Nigeria’s Consul General in Johannesburg, Godwin Adama, said following the offer from private Nigerian airline Air Peace to airlift those willing to return home, the first batch of Nigerians will be repatriated Wednesday.

“We have more than enough for that aircraft. Over 400 Nigerians have already registered, more are still coming,” he said.

The Nigerian High Commissioner to South Africa, Kabiru Bala, said the mission was also responding to the needs of those who had issues with their documents.

“We are documenting them. Those without travel documents, we shall provide them with Emergency Travel Certificates,” he said.

“There are other governmental procedures that we must observe.
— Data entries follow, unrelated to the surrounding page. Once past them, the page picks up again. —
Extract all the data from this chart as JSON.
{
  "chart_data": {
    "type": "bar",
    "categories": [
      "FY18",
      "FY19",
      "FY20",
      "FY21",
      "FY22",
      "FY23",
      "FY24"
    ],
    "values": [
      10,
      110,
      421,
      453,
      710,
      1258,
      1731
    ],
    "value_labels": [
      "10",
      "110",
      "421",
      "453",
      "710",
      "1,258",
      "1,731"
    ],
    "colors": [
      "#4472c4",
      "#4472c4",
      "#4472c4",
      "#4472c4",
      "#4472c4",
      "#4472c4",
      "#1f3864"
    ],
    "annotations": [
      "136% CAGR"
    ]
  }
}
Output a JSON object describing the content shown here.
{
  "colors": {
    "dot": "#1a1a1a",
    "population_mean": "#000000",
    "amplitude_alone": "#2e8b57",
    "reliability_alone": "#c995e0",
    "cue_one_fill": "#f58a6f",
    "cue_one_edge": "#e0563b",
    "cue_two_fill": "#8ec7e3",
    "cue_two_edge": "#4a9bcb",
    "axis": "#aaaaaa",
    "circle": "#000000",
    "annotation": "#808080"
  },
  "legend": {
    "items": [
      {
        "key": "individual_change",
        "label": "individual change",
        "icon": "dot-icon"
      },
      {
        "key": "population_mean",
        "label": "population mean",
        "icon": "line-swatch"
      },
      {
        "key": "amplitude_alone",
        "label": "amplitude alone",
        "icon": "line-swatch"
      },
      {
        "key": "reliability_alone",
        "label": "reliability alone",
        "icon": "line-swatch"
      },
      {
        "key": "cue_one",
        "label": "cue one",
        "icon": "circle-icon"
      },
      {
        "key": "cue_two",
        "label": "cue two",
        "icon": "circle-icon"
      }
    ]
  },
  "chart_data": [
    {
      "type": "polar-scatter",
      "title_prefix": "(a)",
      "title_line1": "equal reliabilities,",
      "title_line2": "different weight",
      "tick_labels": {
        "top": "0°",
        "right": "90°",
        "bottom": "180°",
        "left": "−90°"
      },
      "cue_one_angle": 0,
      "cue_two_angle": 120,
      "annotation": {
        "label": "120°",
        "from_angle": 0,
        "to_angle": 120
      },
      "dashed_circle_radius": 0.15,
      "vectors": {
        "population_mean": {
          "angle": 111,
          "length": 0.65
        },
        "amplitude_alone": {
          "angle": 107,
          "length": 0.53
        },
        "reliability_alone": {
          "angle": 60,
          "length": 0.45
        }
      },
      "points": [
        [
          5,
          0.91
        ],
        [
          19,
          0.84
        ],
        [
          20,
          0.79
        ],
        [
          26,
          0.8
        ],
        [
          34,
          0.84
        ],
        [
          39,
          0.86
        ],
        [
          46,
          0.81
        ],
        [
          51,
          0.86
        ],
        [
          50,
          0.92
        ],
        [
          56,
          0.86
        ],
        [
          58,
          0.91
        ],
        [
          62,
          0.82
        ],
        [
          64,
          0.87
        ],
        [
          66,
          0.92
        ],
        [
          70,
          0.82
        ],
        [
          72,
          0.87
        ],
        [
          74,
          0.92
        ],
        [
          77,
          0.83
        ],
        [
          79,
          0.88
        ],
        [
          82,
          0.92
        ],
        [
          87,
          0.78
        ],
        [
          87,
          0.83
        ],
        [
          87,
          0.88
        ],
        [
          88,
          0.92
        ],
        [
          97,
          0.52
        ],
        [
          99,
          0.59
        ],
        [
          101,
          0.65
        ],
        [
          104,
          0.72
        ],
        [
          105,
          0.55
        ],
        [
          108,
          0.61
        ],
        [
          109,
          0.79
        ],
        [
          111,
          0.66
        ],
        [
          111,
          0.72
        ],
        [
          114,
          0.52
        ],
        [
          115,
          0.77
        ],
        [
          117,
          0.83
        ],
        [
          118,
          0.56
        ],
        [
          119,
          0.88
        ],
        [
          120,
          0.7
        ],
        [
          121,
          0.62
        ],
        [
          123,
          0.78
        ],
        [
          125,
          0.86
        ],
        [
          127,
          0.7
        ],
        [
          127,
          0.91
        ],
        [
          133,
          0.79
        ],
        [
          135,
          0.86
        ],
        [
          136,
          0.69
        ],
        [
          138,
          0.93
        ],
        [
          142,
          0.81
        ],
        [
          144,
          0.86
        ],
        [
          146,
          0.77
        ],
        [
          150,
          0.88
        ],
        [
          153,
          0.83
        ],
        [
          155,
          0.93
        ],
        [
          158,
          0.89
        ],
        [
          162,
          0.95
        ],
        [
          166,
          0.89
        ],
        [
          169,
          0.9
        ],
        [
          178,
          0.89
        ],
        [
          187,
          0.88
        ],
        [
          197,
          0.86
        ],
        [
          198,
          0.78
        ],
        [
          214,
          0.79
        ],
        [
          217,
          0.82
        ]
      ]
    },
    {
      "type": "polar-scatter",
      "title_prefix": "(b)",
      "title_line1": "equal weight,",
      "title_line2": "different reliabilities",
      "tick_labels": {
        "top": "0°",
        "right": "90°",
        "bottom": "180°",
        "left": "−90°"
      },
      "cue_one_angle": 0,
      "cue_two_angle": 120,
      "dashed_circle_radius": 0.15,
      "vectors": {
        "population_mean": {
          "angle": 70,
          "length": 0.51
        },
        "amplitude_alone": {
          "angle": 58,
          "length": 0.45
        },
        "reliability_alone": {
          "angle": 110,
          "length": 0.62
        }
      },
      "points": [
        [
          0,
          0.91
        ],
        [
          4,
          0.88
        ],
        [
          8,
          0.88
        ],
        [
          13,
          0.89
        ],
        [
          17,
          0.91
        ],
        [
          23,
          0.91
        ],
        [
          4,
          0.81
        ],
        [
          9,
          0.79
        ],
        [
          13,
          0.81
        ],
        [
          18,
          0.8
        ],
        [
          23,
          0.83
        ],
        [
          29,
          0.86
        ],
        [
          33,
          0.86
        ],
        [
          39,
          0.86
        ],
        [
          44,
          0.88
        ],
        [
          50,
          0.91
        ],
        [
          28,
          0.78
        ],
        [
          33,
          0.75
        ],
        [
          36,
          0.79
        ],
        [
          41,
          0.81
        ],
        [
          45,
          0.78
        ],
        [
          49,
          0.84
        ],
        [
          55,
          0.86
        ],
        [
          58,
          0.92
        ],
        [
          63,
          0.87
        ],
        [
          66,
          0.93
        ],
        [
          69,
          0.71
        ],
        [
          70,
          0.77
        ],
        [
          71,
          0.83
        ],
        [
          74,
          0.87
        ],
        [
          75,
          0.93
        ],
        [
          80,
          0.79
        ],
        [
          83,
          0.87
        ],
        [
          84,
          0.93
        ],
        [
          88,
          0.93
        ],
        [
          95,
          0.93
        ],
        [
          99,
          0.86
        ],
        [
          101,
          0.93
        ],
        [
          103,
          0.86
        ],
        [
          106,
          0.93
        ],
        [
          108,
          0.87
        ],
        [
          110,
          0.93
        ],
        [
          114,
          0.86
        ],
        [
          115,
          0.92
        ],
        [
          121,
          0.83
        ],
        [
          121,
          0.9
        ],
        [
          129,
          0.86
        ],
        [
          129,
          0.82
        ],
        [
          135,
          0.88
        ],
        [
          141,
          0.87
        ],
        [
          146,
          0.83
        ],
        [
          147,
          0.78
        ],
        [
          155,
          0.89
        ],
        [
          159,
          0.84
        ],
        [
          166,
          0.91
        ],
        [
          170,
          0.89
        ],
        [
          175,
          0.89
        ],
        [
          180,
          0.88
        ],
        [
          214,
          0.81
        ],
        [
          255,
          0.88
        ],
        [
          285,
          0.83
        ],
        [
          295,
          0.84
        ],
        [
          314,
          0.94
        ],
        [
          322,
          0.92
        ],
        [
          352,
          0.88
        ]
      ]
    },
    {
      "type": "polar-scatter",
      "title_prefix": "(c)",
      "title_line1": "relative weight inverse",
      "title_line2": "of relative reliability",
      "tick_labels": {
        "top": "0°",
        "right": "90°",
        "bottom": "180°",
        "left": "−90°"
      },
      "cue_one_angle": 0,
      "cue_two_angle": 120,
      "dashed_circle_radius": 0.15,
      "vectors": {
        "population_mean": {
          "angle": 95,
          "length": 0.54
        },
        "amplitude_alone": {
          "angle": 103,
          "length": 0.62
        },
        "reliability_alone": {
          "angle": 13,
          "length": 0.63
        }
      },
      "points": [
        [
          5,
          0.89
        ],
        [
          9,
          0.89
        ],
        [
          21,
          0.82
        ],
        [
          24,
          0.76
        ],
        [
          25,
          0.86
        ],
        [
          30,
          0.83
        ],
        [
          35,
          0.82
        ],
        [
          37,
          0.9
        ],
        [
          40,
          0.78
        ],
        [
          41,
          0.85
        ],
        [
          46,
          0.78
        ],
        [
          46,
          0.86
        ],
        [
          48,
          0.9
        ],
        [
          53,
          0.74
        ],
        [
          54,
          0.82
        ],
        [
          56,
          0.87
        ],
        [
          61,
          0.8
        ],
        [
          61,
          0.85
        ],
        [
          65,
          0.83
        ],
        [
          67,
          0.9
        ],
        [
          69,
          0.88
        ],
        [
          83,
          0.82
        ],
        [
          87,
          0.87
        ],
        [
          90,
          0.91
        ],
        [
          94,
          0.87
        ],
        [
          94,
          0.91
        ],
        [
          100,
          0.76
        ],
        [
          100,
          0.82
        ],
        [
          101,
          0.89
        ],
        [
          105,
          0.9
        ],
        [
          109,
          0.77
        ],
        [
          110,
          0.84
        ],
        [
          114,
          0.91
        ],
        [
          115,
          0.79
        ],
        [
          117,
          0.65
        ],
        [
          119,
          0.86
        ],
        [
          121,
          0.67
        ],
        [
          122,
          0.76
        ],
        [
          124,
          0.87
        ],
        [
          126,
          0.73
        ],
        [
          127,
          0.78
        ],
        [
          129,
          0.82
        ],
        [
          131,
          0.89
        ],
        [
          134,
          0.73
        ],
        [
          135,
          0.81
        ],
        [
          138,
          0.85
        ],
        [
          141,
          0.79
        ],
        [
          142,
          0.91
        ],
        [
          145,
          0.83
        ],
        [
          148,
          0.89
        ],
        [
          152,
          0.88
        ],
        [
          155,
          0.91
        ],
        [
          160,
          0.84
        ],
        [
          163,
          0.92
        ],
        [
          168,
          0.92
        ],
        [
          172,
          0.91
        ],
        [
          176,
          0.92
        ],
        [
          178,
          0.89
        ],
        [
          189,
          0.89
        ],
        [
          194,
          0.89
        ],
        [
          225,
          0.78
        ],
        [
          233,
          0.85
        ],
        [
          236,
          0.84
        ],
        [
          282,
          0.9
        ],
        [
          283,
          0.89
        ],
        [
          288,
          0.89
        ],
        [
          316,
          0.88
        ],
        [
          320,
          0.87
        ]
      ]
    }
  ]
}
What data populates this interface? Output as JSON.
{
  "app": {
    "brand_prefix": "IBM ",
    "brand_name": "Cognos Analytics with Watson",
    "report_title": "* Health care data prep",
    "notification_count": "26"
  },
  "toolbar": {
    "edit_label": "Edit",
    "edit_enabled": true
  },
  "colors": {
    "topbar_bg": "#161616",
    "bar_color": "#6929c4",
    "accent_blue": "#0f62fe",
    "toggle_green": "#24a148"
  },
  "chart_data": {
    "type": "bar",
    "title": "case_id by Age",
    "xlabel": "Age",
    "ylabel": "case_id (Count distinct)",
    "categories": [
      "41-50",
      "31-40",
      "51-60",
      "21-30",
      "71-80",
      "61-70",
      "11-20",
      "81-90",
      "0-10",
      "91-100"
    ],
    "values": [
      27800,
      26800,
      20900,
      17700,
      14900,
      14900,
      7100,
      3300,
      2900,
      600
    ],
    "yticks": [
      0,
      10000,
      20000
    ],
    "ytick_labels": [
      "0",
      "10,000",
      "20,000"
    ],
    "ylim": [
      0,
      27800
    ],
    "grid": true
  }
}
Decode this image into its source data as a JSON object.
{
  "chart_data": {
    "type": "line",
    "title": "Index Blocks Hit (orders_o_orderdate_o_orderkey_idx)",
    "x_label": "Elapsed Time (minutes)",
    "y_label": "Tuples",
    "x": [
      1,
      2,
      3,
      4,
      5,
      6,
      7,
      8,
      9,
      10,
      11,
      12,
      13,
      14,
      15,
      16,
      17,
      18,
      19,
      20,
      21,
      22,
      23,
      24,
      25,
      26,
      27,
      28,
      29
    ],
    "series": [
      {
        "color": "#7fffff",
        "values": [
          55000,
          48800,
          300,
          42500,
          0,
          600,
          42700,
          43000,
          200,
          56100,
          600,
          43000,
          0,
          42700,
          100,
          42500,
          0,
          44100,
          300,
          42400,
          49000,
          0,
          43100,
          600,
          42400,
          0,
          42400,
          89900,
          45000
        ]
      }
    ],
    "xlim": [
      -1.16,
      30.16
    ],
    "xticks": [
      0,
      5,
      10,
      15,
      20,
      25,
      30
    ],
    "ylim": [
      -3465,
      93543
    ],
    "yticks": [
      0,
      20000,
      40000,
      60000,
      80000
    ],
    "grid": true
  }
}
Relevant agencies of government in Nigeria must be informed and must be ready to receive the returnees,” he added.

President of the Nigeria Citizens Association South Africa (NICASA), Ben Okoli, said many of his countrymen had lost their means of livelihood and had nothing to fall back on.

“Some lost their passports in their homes and businesses from the fire that gutted it, while others had their documents and properties stolen by the locals,” he said.

NICASA, he said, are also pursuing their demands for compensation as the association has “sufficient evidence” that the attacks were premeditated and orchestrated.

Okoli commended President Muhammadu Buhari for despatching a special envoy to South Africa to convey Abuja’s displeasure over the treatment of its citizens.

He said the move had boosted the morale of the Nigerian community here.

“We have actually regained some strength knowing that our government is backing and supporting us, especially at this time,” said Okoli.

Buhari has also announced that he plans a state visit to South Africa next month.

On Sunday, a crowd of mostly hostel residents disrupted and snubbed a speech in Johannesburg by veteran politician Mangosuthu Buthelezi who was trying to quell tensions following the recent wave of deadly riots and xenophobic attacks.

The large crowd, who walked out of Buthelezi’s address, then marched menacingly through Jeppestown to Braamfontein, and then onto the CBD carrying an assortment of weapons chanting “foreigners must go back to where they came from.”

One person was killed in violence in the Johannesburg city centre, with police spokesperson Captain Kay Makhubele confirming that the victim had been stabbed with a sharp object at the corner of Bree and Plein Streets.

Early Monday, EWN reported that a second person had been confirmed dead following the violence that spilled over to the Johannesburg suburb of Malvern.

Joburg Metro Police Department chief David Tembe reportedly said that the latest victim was shot in Malvern Sunday night.

This brings to twelve (two of them foreign nationals) the number of people that have been killed in the violence which erupted last Sunday.